Trophies held as at 2003:

  1. “The Rusty Cup” donated by friends and family of the late Russell Bush. This replaced the Calder Bank Trophy donated by Keith Lorimer.
  2. The Ian Hanna Trophy fished on all lochs.
  3. The Ian Hay Trophy, a former President of the Association, donated by his wife Grace, also a former President. Fished for on a hill loch.
  4. The Hoskins Cup donated by Ken Hoskins a former President of the club. Fished for on Loch Watten.
  5. The Berry Trophy donated by Mr Berry, an annual visitor from Stirling. Fished for on an all night competition held on Loch Watten.
  6. The KSL Trophy donated by Konsberg Simrad Limited to replace the Osprey Trophy fished for on Loch Watten.
  7. The Bloody Foreigner Trophy donated by Pieter Hovig, now the owner of Loch Toftingall. Fished for on Loch Toftingall.
  8. The T.A.Parry Trophy donated by Mr. T. Parry the first Association President. Fished for on Loch Watten.
  9. The Matheson Trophy presented by Mr. Matheson of Wick. The first Association member subsequently given life membership. Initially the trophy was a barometer purchased and presented each year but this was replaced in recent years by a trophy. Awarded for the heaviest fish caught on Loch Watten from a D.F.F.A. boat.
  10. The Castle Trophy presented by Tony Castle, former Association Chairman. Awarded for the heaviest trout from a D.F.F.A. boat on any loch.
  11. The Grouse Trophy presented by Grouse Whisky for the heaviest boat catch of the year.
  12. The Junior Champion Trophy presented by Jess Murray, widow of Martin, former Association Chairman.
  13. The Club Champion Trophy for the competitor with most points.

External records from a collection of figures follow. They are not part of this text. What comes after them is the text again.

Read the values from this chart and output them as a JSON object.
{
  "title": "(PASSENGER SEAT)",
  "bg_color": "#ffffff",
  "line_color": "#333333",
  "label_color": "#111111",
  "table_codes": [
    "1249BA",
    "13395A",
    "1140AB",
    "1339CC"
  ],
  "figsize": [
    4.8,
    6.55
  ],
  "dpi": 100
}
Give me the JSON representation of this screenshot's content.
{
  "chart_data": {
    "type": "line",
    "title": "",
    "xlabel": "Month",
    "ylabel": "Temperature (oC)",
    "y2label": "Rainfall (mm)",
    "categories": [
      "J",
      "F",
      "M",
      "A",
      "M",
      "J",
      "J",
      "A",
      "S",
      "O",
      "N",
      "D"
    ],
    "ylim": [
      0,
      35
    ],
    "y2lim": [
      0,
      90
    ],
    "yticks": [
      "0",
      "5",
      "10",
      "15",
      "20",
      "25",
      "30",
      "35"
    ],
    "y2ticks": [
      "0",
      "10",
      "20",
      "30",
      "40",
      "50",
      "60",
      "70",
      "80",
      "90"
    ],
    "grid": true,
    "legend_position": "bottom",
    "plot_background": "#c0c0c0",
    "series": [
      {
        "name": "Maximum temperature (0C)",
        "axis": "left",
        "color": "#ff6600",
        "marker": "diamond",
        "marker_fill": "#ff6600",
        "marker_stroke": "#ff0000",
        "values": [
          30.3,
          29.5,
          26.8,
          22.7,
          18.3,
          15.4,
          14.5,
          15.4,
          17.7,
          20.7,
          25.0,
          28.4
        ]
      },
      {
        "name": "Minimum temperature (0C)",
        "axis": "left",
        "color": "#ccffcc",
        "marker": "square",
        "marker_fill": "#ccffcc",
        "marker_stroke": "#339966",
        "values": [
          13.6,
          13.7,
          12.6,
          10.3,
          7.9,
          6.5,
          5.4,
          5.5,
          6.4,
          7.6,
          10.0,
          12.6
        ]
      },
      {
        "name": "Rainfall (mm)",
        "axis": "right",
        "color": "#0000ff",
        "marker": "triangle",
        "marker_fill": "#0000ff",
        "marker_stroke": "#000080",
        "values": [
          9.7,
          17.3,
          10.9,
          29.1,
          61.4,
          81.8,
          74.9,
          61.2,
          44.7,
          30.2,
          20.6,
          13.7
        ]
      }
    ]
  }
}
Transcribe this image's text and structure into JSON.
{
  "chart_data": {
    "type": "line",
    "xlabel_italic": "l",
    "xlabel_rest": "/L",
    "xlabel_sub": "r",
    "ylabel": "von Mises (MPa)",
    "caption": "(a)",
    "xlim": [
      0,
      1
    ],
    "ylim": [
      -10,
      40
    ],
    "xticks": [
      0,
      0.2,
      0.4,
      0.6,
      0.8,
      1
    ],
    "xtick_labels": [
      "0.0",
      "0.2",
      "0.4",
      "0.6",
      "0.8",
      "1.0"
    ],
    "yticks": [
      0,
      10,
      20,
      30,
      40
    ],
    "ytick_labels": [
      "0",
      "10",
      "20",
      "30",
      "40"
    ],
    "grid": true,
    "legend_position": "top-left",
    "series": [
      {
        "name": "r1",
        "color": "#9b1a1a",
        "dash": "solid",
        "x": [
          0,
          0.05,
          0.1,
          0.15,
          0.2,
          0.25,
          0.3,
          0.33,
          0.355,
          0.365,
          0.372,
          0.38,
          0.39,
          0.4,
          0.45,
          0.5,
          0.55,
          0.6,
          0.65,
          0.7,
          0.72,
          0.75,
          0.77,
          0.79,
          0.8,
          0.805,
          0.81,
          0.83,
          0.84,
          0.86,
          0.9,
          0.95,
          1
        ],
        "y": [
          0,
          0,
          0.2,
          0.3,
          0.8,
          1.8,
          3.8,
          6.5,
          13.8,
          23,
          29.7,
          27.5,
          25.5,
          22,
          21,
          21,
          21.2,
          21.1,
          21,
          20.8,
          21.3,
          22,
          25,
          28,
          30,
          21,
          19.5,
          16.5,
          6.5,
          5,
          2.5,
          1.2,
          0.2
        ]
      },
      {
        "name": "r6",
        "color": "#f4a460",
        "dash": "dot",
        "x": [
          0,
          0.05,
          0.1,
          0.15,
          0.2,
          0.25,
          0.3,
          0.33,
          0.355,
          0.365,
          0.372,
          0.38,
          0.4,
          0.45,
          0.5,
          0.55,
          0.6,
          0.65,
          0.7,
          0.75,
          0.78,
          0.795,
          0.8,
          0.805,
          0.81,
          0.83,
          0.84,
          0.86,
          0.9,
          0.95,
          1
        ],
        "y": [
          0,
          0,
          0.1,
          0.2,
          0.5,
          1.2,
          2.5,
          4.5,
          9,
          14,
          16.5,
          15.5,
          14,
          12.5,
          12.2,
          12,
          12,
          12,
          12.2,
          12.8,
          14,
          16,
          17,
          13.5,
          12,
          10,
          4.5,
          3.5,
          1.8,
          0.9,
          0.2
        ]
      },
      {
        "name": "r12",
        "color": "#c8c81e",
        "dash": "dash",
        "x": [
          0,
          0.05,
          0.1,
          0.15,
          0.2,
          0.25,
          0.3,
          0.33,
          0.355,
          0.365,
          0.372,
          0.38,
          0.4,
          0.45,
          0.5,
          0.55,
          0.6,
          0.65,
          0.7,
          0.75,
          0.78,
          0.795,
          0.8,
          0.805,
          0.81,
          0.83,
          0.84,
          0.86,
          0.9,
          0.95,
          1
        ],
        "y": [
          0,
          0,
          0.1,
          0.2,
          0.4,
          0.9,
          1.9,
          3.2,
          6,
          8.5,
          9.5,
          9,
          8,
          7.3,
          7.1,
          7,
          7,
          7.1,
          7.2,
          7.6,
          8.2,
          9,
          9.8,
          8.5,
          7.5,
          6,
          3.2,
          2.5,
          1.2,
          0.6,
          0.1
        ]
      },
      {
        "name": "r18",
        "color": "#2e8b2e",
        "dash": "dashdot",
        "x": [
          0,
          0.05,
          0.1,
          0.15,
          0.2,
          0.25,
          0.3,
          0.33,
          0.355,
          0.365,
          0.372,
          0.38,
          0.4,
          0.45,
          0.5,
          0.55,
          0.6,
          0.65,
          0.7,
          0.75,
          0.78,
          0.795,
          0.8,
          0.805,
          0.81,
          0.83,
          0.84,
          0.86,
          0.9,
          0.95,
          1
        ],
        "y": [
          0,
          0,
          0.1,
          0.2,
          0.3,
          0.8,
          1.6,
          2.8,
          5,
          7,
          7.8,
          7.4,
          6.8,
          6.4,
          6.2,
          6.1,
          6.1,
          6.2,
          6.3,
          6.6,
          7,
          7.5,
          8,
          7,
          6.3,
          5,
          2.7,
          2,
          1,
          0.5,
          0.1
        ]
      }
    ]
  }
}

An annual competition is held with the Shetland Angling Association, the participants on the D.F.F.A, team being drawn from the Club Championship.


The constitution, first drawn up in the early sixties, has been amended on several occasions over the years but in essence not much changed. In it the aims of the Association are laid down as well as requirements for financial matters, types of membership and the holding of an A.G.M. at which a quorum is required and the office bearers and committee members for the next year are elected. Amendments to the constitution are proposed and dealt with at the A.G.M. and the meeting is closed after any points raised by the membership are discussed. A set of rules, under which the competitions are fished, has been drawn up and set out in a document entitled “Competition Rule” and these, in the spirit of fairness, are strictly adhered to. A newsletter is published at the start of each season listing all available fishing and the conditions and rules pertaining to each. Safety hints are included at the same time stressing that every angler is responsible for his/her safety.

The Dounreay Fly Fishing Association has, over the years, maintained its role of providing angling facilities for members whose only qualification is membership of Dounreay Sports and Social Club. This provides for Full, Associate, Junior, Ladies and Visitor Membership. Fees have been set, from the start, at affordable levels designed to cover running costs and to provide a very modest float. Outlay has been incurred on improvement projects at various fisheries and the over-riding principle has always been to provide facilities and set of rules designed to maximise safety. Over the years, the occasional scheme has been dreamt up, aimed at exploiting the extensive angling potential of the Far North but D.F.F.A. has resisted any temptation to become involved since, in the first instance, it would be difficult to reconcile any profit making venture with the constitution and, secondly, competent visiting anglers are always welcome as visitor members adhering to the Association rules. There has, for some years, been rumours regarding the closure of Viewfirth and the demise of D.S.S.C. but it should be recognized that the second mentioned will not necessarily follow the first. However, should there be any closure, earnest discussions will no doubt ensue and the participants would do well to remember that D.F.F.A. in its present form as a sub-section of a main club has existed for going on forty five years and other organizations in the area appear to have benefitted from similar arrangements.